2 thoughts on “More Aubrey fakery”

  1. Interesting piece. I’m going to be shamefully honest and admit that about a quarter of the drawings in the Nichols book would have fooled me into fully crediting them as authentic. When you know they are fakes, a few just jump out as somehow “off”, but there is still that troubling (for me) percentage that take me in completely.

    But what a gorgeous cover on that book! Worth owning for that, I think, and I very nearly bought one online a year or so ago; I did NOT know the history of fraud behind it, and the seller certainly did not mention it.

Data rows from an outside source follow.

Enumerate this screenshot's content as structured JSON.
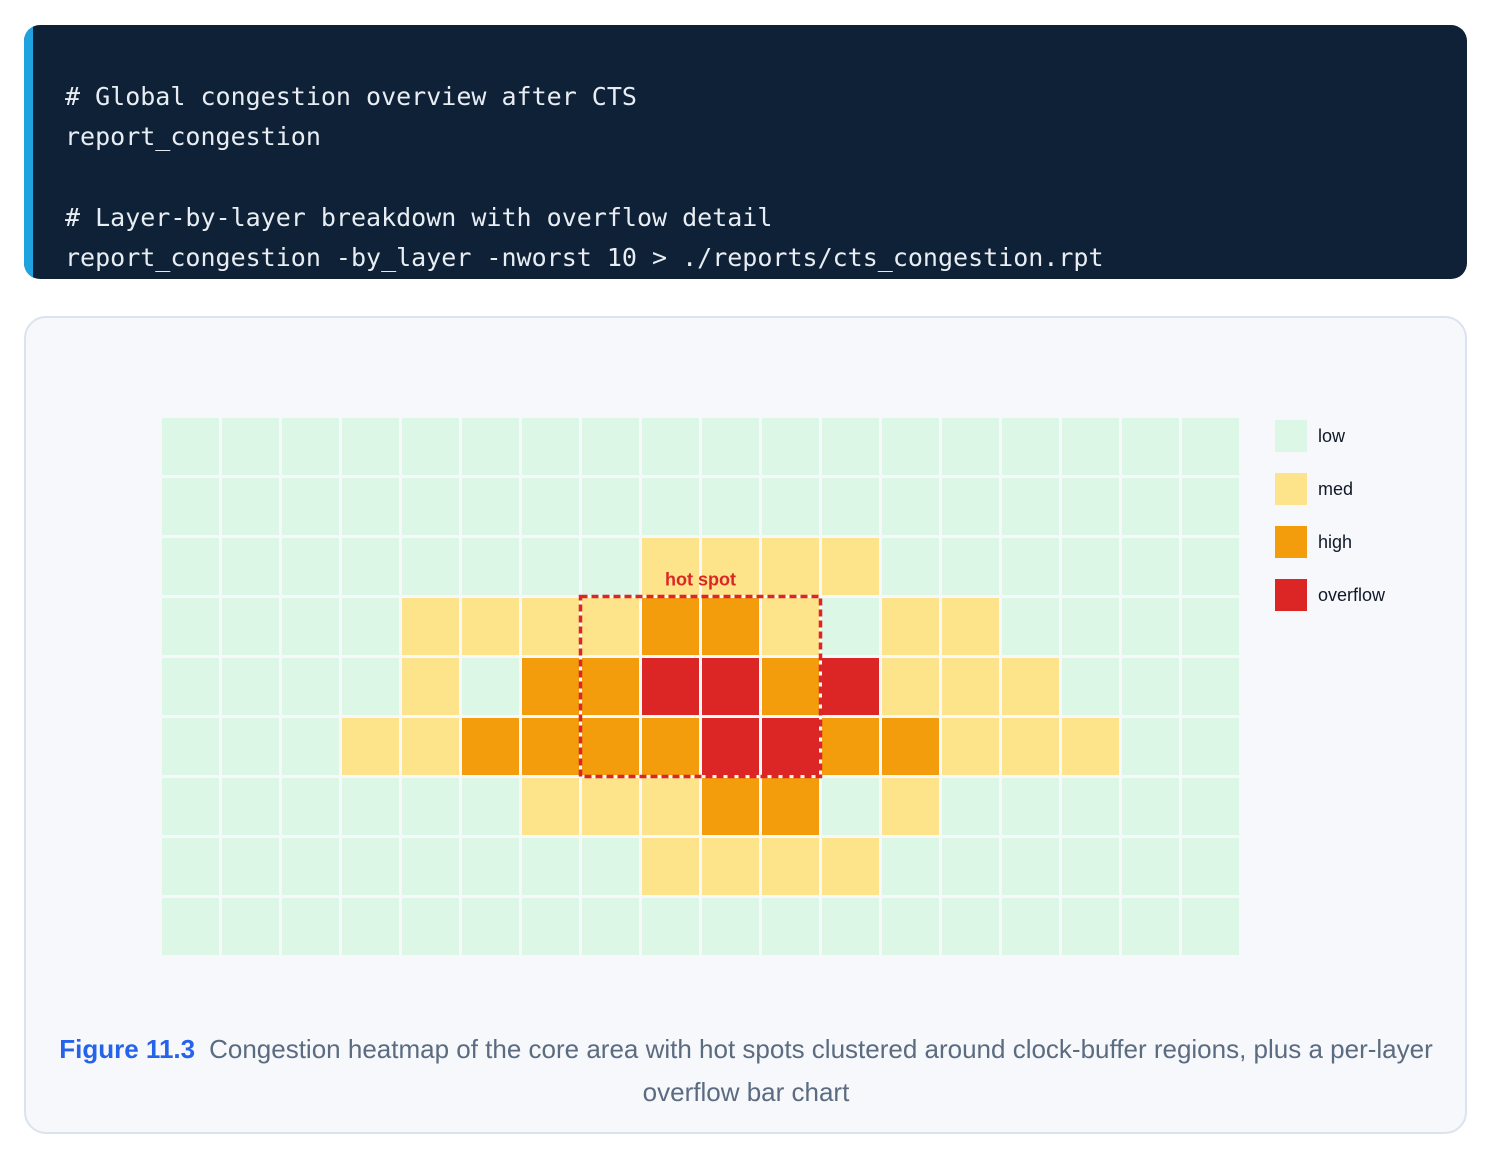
{
  "code": {
    "lines": [
      "# Global congestion overview after CTS",
      "report_congestion",
      "",
      "# Layer-by-layer breakdown with overflow detail",
      "report_congestion -by_layer -nworst 10 > ./reports/cts_congestion.rpt"
    ]
  },
  "chart_data": {
    "type": "heatmap",
    "rows": 9,
    "cols": 18,
    "levels": [
      "low",
      "med",
      "high",
      "overflow"
    ],
    "level_colors": {
      "low": "#dcf7e6",
      "med": "#fde38a",
      "high": "#f39c0c",
      "overflow": "#dc2626"
    },
    "cells": [
      [
        0,
        0,
        0,
        0,
        0,
        0,
        0,
        0,
        0,
        0,
        0,
        0,
        0,
        0,
        0,
        0,
        0,
        0
      ],
      [
        0,
        0,
        0,
        0,
        0,
        0,
        0,
        0,
        0,
        0,
        0,
        0,
        0,
        0,
        0,
        0,
        0,
        0
      ],
      [
        0,
        0,
        0,
        0,
        0,
        0,
        0,
        0,
        1,
        1,
        1,
        1,
        0,
        0,
        0,
        0,
        0,
        0
      ],
      [
        0,
        0,
        0,
        0,
        1,
        1,
        1,
        1,
        2,
        2,
        1,
        0,
        1,
        1,
        0,
        0,
        0,
        0
      ],
      [
        0,
        0,
        0,
        0,
        1,
        0,
        2,
        2,
        3,
        3,
        2,
        3,
        1,
        1,
        1,
        0,
        0,
        0
      ],
      [
        0,
        0,
        0,
        1,
        1,
        2,
        2,
        2,
        2,
        3,
        3,
        2,
        2,
        1,
        1,
        1,
        0,
        0
      ],
      [
        0,
        0,
        0,
        0,
        0,
        0,
        1,
        1,
        1,
        2,
        2,
        0,
        1,
        0,
        0,
        0,
        0,
        0
      ],
      [
        0,
        0,
        0,
        0,
        0,
        0,
        0,
        0,
        1,
        1,
        1,
        1,
        0,
        0,
        0,
        0,
        0,
        0
      ],
      [
        0,
        0,
        0,
        0,
        0,
        0,
        0,
        0,
        0,
        0,
        0,
        0,
        0,
        0,
        0,
        0,
        0,
        0
      ]
    ],
    "annotation": {
      "label": "hot spot",
      "row_start": 3,
      "row_end": 5,
      "col_start": 7,
      "col_end": 10,
      "color": "#dc2626"
    },
    "legend_position": "right",
    "grid": true
  },
  "caption": {
    "label": "Figure 11.3",
    "text": "Congestion heatmap of the core area with hot spots clustered around clock-buffer regions, plus a per-layer overflow bar chart"
  }
}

  2. I’ve found that the more familiar you get with Beardsley’s drawings, the more you see all the points that the fakers get wrong. His style is superficially easy to copy but for authenticity you need considerable skill yourself; I speak from experience here. Aubrey leaves you little room to get things absolutely right. He used very fine dip pens with steel nibs, pens which require mastery to handle with his authority. One thing you see in the fakes is that the lines are often shaky or they look too thick. The compositions are also bad in a way that Beardsley’s never were, like the shrunked trees on the Virago paperback.

    That Whistler drawing is actually a good piece, although Beardsley knew Whistler personally, so he would also have known that Whistler was a rather short fellow which lets the fakery down on that score. I think the Nichols book would still be worth buying today. It’s a curious adjunct to Beardsley’s brief career.